MXR EVH 90 Phaser Pedal


Continuing on from renewed interest in Van Halen – particularly the band’s early music – the MXR EVH 90 is a collaboration between Eddie Van Halen and Dunlop Manufacturing that aims to provide an updated version of the legendary Phase 90, which featured on many Van Halen recordings.

The EVH 90 features similar spacey swirls and hypnotic warbles that made the original Phase 90 such a sought-after item, but the EVH 90 also features an all-new Script switch that lets you instantly toggle between a vintage, Script Logo phase tone and a more modern, aggressive Block Logo phase tone. And of course the EVH 90 sports on of the coolest (and most recognizable) graphics in the history of rock: the red, white, and black stripes from Eddie’s legendary Frankenstein guitar.

One might think that the novelty of a swirling guitar sound would wear off relatively fast, but the EVH 90 proves itself quite the versatile unit with a little tweaking. Synth / keyboard sounds can be approximated, or on more subtle settings the effect can be used to thicken out upper chord voicings or single note lines. Paul Gilbert is one guitarist who comes to mind who has often employed a phaser for this purpose in a rock trio setting.

Powered by a Dunlop ECB003 AC Adapter or Single 9 volt battery, the MXR EVH90 phaser pedal retails for $229.




Classic Series '72 Telecaster Thinline
Classic Series ’72 Telecaster Thinline




In 1972 the Fender Telecaster guitar had an interesting year. Telecasters were available in several designs with more options offered than ever before. The Classic Series ’72 Telecaster Thinline firstly features the dual-humbucking pickup configuration introduced in that year along with several other departures from the traditional Telecaster design that make it a viable option for players after that little bit of variety in a tried and true model. The semi-hollow ash body with f-hole not only aids a different tonality but also provides a unique and classy look. The u-shaped maple neck with bullet truss rod nut and three-bolt neck plate (complete with Micro-Tilt adjustment options) coupled with a maple fingerboard creates a very comfortable fretting experience. A vintage-style string-through-body hard-tail bridge and vintage-style tuners round out the hardware, providing stable and reliable tuning.

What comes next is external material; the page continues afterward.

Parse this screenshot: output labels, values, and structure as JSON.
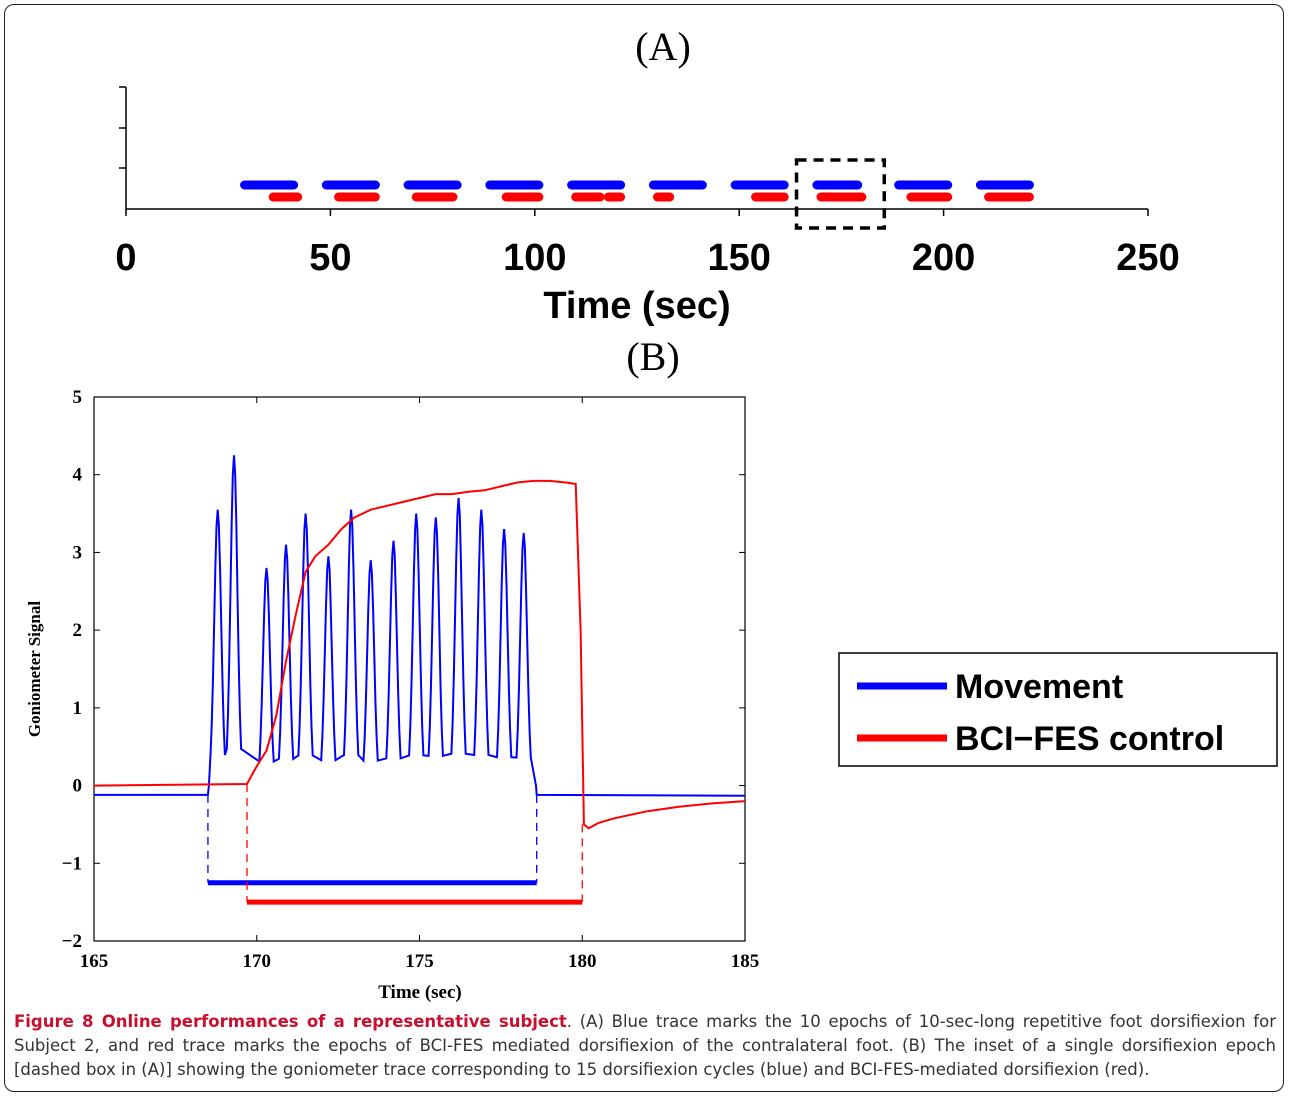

On the middle pickup setting, that Telecaster twang can still be coaxed out of the instrument, but there’s no doubt that this pickup configuration is more suited to players who love the Tele feel but long for meatier tones and less background noise from this style of instrument. In any case, the guitar still cleans up reasonable well on the bridge and neck settings, and is certainly not over the top when running higher gain amp or pedal settings.

The Fender Classic Series ’72 Telecaster Thinline electric guitar comes from Fender’s Mexican factory and is a worthy stage or studio option at a retail price of $2049.